The EBIT margin was down to 7.4 percent as higher margins in the products business could not make up for weaker margins in parts of the systems business. We do not expect this impact to continue in the second half.

Cash flow was 11 million dollars, down from 243 million dollars in the same period last year.The difference mainly reflects an increase in working capital through a combination of lower customer advances due to a low level of large orders in the first five months of the year and higher receivables .

In Automation Technologies: orders grew 20 percent on double-digit growth in all regions except for the Middle East and Africa which was lower than a year ago.

In Asia, China and India were particularly strong in pulp and paper, minerals and marine. In North America, orders improved for third consecutive quarter. We see signs of recovery in Western Europe and the trend is stable in Eastern Europe and Latin America.

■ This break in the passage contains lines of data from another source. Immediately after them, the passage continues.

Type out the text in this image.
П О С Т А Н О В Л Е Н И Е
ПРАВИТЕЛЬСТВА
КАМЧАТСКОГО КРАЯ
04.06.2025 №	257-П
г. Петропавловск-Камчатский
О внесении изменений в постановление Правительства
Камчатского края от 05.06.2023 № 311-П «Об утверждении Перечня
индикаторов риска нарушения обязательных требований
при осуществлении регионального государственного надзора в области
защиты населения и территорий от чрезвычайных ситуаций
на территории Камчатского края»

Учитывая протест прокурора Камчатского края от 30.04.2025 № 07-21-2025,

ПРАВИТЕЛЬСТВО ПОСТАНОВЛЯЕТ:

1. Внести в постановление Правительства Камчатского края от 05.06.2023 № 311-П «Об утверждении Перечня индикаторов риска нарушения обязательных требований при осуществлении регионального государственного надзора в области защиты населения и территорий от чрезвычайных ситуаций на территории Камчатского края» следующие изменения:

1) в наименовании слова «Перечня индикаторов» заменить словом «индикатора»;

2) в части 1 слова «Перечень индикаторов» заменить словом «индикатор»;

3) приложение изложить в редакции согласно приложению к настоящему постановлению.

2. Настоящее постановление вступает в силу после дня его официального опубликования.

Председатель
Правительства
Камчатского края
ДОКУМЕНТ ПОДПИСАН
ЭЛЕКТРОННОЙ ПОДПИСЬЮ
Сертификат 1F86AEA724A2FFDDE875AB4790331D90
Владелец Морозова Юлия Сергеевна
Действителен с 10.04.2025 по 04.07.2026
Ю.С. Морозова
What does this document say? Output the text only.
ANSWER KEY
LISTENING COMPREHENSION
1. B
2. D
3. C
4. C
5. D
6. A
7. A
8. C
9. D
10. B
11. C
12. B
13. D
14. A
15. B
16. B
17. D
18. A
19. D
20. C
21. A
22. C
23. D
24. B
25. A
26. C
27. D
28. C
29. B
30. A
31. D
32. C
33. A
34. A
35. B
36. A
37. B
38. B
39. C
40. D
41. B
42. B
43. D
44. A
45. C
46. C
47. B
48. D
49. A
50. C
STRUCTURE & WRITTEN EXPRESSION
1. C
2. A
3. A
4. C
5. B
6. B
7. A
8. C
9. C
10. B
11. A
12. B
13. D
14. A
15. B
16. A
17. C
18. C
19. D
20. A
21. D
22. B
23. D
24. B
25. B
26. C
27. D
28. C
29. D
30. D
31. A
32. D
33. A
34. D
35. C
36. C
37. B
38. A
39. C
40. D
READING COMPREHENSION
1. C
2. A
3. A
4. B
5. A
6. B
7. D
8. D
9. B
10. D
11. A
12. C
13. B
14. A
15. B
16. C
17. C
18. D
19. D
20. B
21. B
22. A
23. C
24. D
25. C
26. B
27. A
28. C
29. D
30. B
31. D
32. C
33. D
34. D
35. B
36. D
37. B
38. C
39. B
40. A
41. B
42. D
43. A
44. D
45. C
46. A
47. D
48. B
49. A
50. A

AT revenues were up 12 percent, EBIT increased by 36 percent from 191 million dollars a year ago to 260 million dollars.

The EBIT margin in AT was up from 7.9 percent to 9.6 percent driven by productivity improvements and higher-margin products.

AT’s cash flow generation was 225 million dollars, up sharply from 143 million dollars in the second quarter last year.

For the core divisions, EBIT went from 346 million dollars in Q2 2003 to 428 million dollars in the second quarter this year.

This led to a Group EBIT margin of 5.9 percent in Q2 2004. This is a marked improvement from a year ago when we had 2.9 percent.

Today, we also announced a tender offer to repurchase the 300 million Euro bonds due 2005 and the 475 million Euro bonds due 2006. The tender period ends on the 20th of August. This aims to reduce our debt and further strengthen our financial base including achieving an investment grade rating.

You can see this as a sign of confidence and that we will deliver on our plan to cut gross debt to 4 billion dollars by 2005.

In discontinued operations, we had a loss of 41 million dollars, down from 71 million dollars in Q2 last year.

The main factors are the cost of the compliance review in upstream which offset a small net income in downstream. Oil, gas and petrochemicals orders and revenues were lower due mainly to a more selective bid process in the downstream area and a revenue peak in Q2 last year

On Step change - our productivity improvement program - achieved net savings of about 250 million dollars in the final quarter of the program. Overall, since we launched Step change in the fourth quarter of 2002 we have realized annualized cost savings of 917 million dollars and reduced some 9,000 jobs.

The restructuring costs of 351 million dollars are significantly lower than the 500 million dollars we anticipated at the outset.

Debt was reduced from 7.9 billion dollars at the end of 2003 to 6.1 billion dollars at the end of June.

In summary, in the second quarter of 2004, we further improved our results. Our markets show a continued upturn in demand and our financial fundamentals are stable.

In our view - and it is the numbers that tell this story - the turnaround phase is now complete.

We have set ABB on a course to sustainable profitable growth as a global technology leader that helps utilities provide reliable electricity and industries become more productive.